🤖 AI Summary
Addressing the fundamental trade-off among spatial, spectral, and temporal resolution in low-photon high-spectral imaging, this paper proposes a computationally efficient, optically minimalist, and physically interpretable computational imaging framework. We construct a defocused chromatic focal stack using only two off-the-shelf lenses and a single grayscale sensor, enabling full-photon-throughput raw data acquisition. We introduce the first focal-stack inversion framework grounded in a physics-based chromatic aberration model, integrating joint unmixing, deconvolution, and denoising within an iterative optimization scheme. The method eliminates the need for filter wheels or mechanical scanning, resulting in low hardware cost and straightforward system integration. Reconstruction time is under one second, achieving state-of-the-art hyperspectral image quality while simultaneously optimizing photon efficiency, optical simplicity, and algorithmic interpretability.
📝 Abstract
Hyperspectral cameras face harsh trade-offs between spatial, spectral, and temporal resolution in an inherently low-photon regime.

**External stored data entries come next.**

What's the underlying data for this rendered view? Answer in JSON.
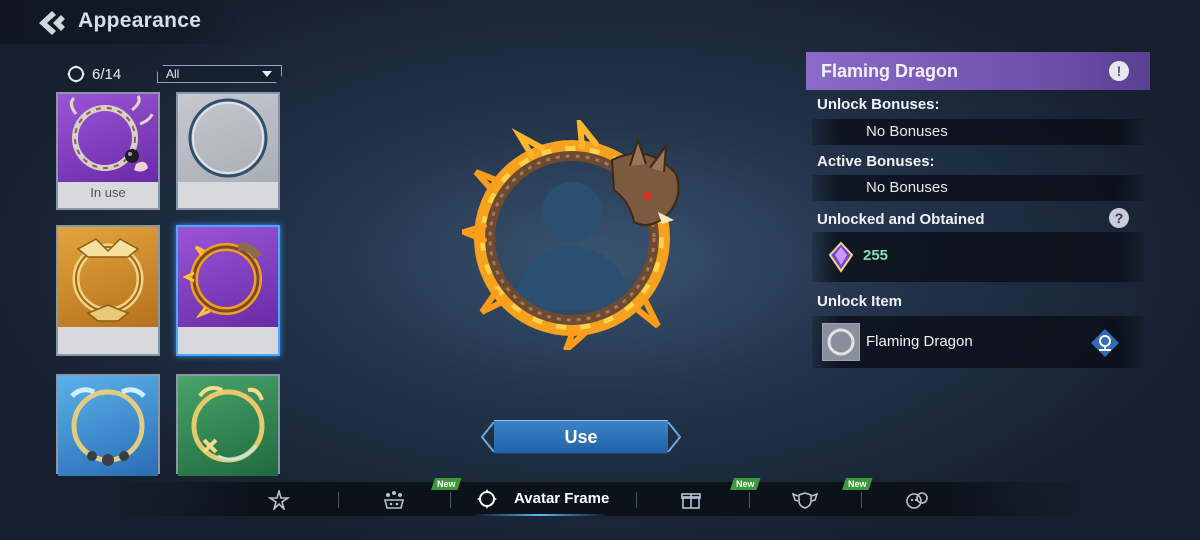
{
  "header": {
    "title": "Appearance",
    "back_icon": "back-arrow-icon"
  },
  "collection": {
    "count": "6/14",
    "filter_value": "All"
  },
  "tiles": [
    {
      "color": "#8a45c9",
      "status": "In use",
      "frame": "pearl-coral-frame"
    },
    {
      "color": "#b6bbc1",
      "status": "",
      "frame": "plain-silver-frame"
    },
    {
      "color": "#cc8a2c",
      "status": "",
      "frame": "golden-ornate-frame"
    },
    {
      "color": "#8a45c9",
      "status": "",
      "frame": "flaming-dragon-frame",
      "selected": true
    },
    {
      "color": "#3c8ed0",
      "status": "",
      "frame": "wave-pearl-frame"
    },
    {
      "color": "#2f8a52",
      "status": "",
      "frame": "golden-leaf-frame"
    }
  ],
  "preview": {
    "frame_name": "Flaming Dragon"
  },
  "use_button": {
    "label": "Use"
  },
  "details": {
    "name": "Flaming Dragon",
    "unlock_bonuses_title": "Unlock Bonuses:",
    "unlock_bonuses_value": "No Bonuses",
    "active_bonuses_title": "Active Bonuses:",
    "active_bonuses_value": "No Bonuses",
    "unlocked_title": "Unlocked and Obtained",
    "unlocked_value": "255",
    "unlock_item_title": "Unlock Item",
    "unlock_item_name": "Flaming Dragon"
  },
  "bottom_nav": {
    "items": [
      {
        "icon": "star-burst-icon",
        "new": false
      },
      {
        "icon": "crown-dots-icon",
        "new": true,
        "new_label": "New"
      },
      {
        "icon": "avatar-frame-icon",
        "label": "Avatar Frame",
        "active": true
      },
      {
        "icon": "gift-box-icon",
        "new": true,
        "new_label": "New"
      },
      {
        "icon": "shield-wings-icon",
        "new": true,
        "new_label": "New"
      },
      {
        "icon": "emote-icon",
        "new": false
      }
    ]
  },
  "colors": {
    "accent_blue": "#2f74bd",
    "name_bar_purple": "#7a5cba",
    "value_green": "#7ee0b8",
    "new_badge_green": "#3b9a3a"
  }
}
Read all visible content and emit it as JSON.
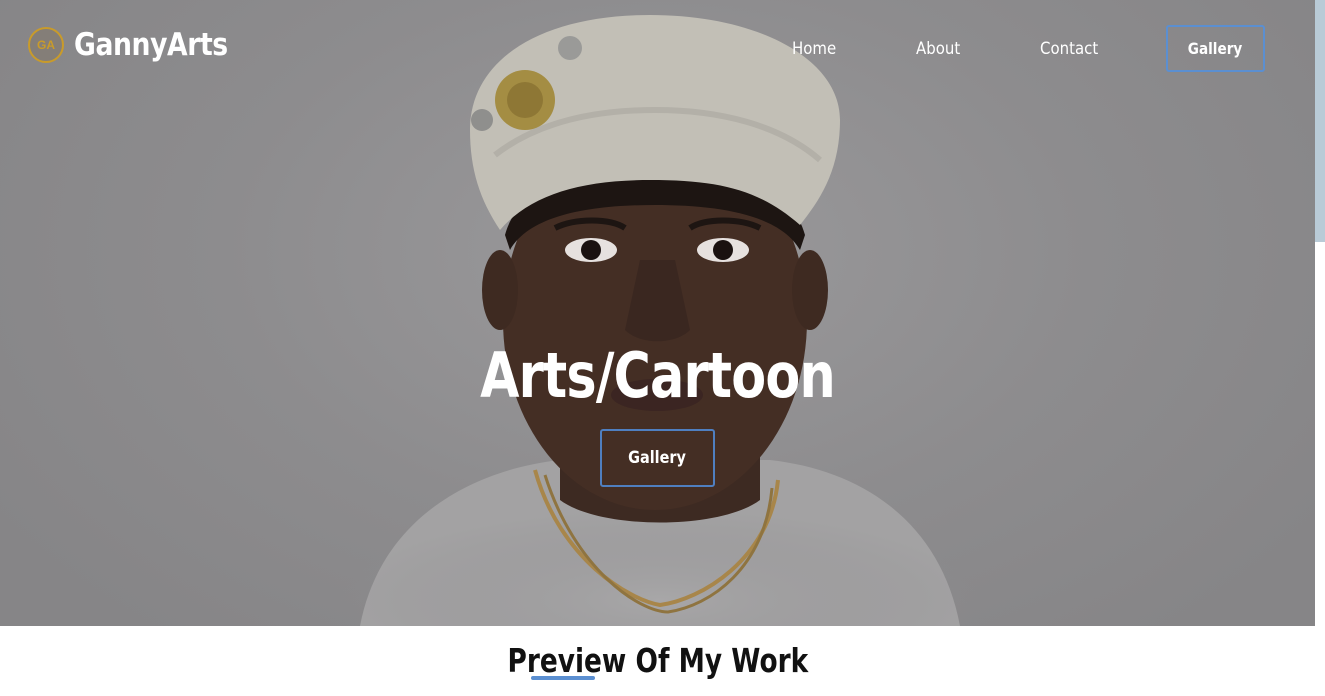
{
  "brand": {
    "logo_text": "GA",
    "name": "GannyArts"
  },
  "nav": {
    "links": [
      "Home",
      "About",
      "Contact"
    ],
    "gallery_button": "Gallery"
  },
  "hero": {
    "title": "Arts/Cartoon",
    "button": "Gallery"
  },
  "section": {
    "title": "Preview Of My Work"
  },
  "colors": {
    "accent": "#5b8fd1",
    "overlay": "#8a898b",
    "logo_gold": "#c99b2a"
  }
}
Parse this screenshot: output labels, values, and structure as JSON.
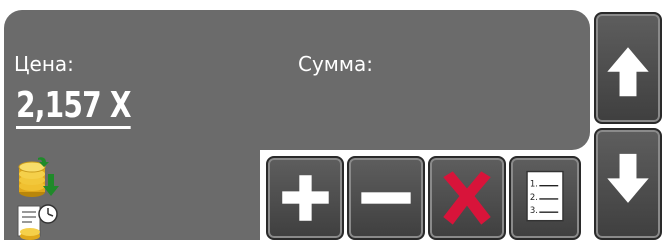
{
  "panel": {
    "price_label": "Цена:",
    "sum_label": "Сумма:",
    "price_value": "2,157 X"
  },
  "icons": {
    "coins": "coins-transfer-icon",
    "report": "report-clock-icon"
  },
  "buttons": {
    "plus": "plus-icon",
    "minus": "minus-icon",
    "delete": "delete-x-icon",
    "list": "numbered-list-icon",
    "up": "arrow-up-icon",
    "down": "arrow-down-icon"
  },
  "list_icon_numbers": [
    "1.",
    "2.",
    "3."
  ],
  "colors": {
    "panel": "#6b6b6b",
    "delete_red": "#d8143a",
    "text": "#ffffff"
  }
}
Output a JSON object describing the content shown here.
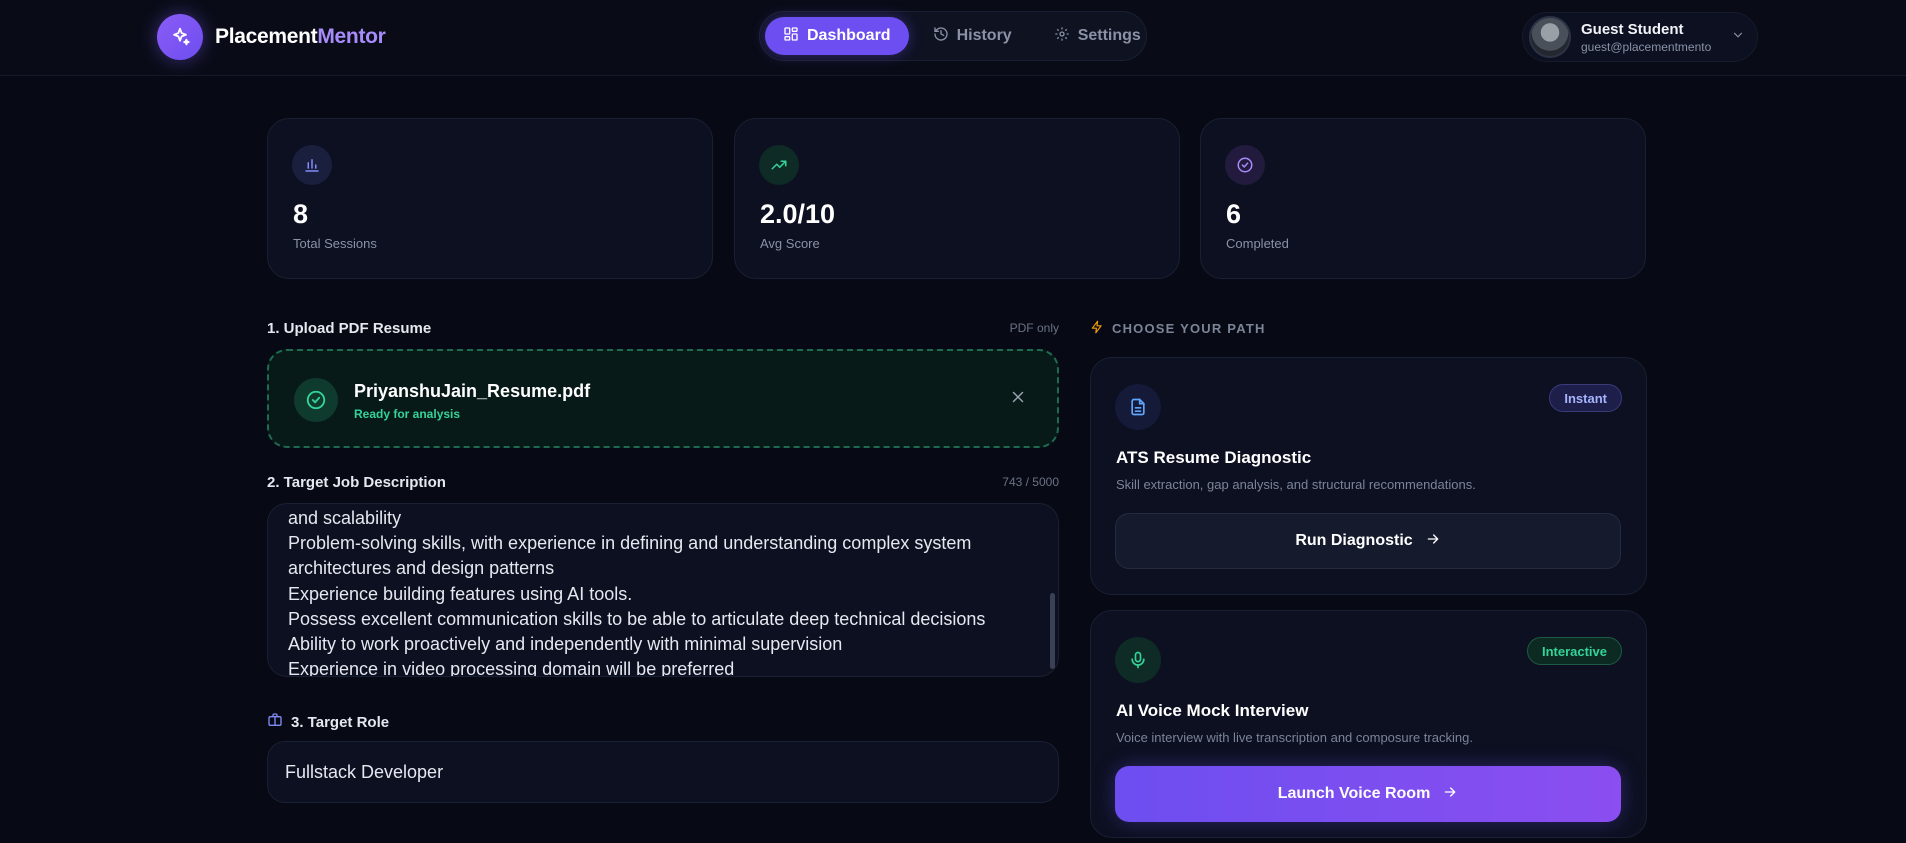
{
  "brand": {
    "name_part1": "Placement",
    "name_part2": "Mentor"
  },
  "nav": {
    "items": [
      {
        "label": "Dashboard",
        "icon": "dashboard-icon",
        "active": true
      },
      {
        "label": "History",
        "icon": "history-icon",
        "active": false
      },
      {
        "label": "Settings",
        "icon": "gear-icon",
        "active": false
      }
    ]
  },
  "user": {
    "name": "Guest Student",
    "email": "guest@placementmento"
  },
  "stats": [
    {
      "value": "8",
      "label": "Total Sessions",
      "icon": "bar-chart-icon",
      "color": "#818cf8"
    },
    {
      "value": "2.0/10",
      "label": "Avg Score",
      "icon": "trending-up-icon",
      "color": "#34d399"
    },
    {
      "value": "6",
      "label": "Completed",
      "icon": "check-circle-icon",
      "color": "#a78bfa"
    }
  ],
  "upload": {
    "label": "1. Upload PDF Resume",
    "meta": "PDF only",
    "filename": "PriyanshuJain_Resume.pdf",
    "status": "Ready for analysis"
  },
  "job_description": {
    "label": "2. Target Job Description",
    "counter": "743 / 5000",
    "lines": [
      "and scalability",
      "Problem-solving skills, with experience in defining and understanding complex system",
      "architectures and design patterns",
      "Experience building features using AI tools.",
      "Possess excellent communication skills to be able to articulate deep technical decisions",
      "Ability to work proactively and independently with minimal supervision",
      "Experience in video processing domain will be preferred"
    ]
  },
  "target_role": {
    "label": "3. Target Role",
    "value": "Fullstack Developer"
  },
  "paths": {
    "label": "CHOOSE YOUR PATH",
    "cards": [
      {
        "badge": "Instant",
        "title": "ATS Resume Diagnostic",
        "description": "Skill extraction, gap analysis, and structural recommendations.",
        "button": "Run Diagnostic",
        "icon": "document-icon"
      },
      {
        "badge": "Interactive",
        "title": "AI Voice Mock Interview",
        "description": "Voice interview with live transcription and composure tracking.",
        "button": "Launch Voice Room",
        "icon": "microphone-icon"
      }
    ]
  },
  "colors": {
    "accent": "#6d4ef0",
    "success": "#34d399",
    "background": "#070a14"
  }
}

Computational imaging systems break through these trade-offs with compressive sensing, but require complex optics and/or extensive compute. We present Spectrum from Defocus (SfD), a chromatic focal sweep method that recovers state-of-the-art hyperspectral images with a small system of off-the-shelf optics and<1 second of compute. Our camera uses two lenses and a grayscale sensor to preserve nearly all incident light in a chromatically-aberrated focal stack. Our physics-based iterative algorithm efficiently demixes, deconvolves, and denoises the blurry grayscale focal stack into a sharp spectral image. The combination of photon efficiency, optical simplicity, and physical modeling makes SfD a promising solution for fast, compact, interpretable hyperspectral imaging.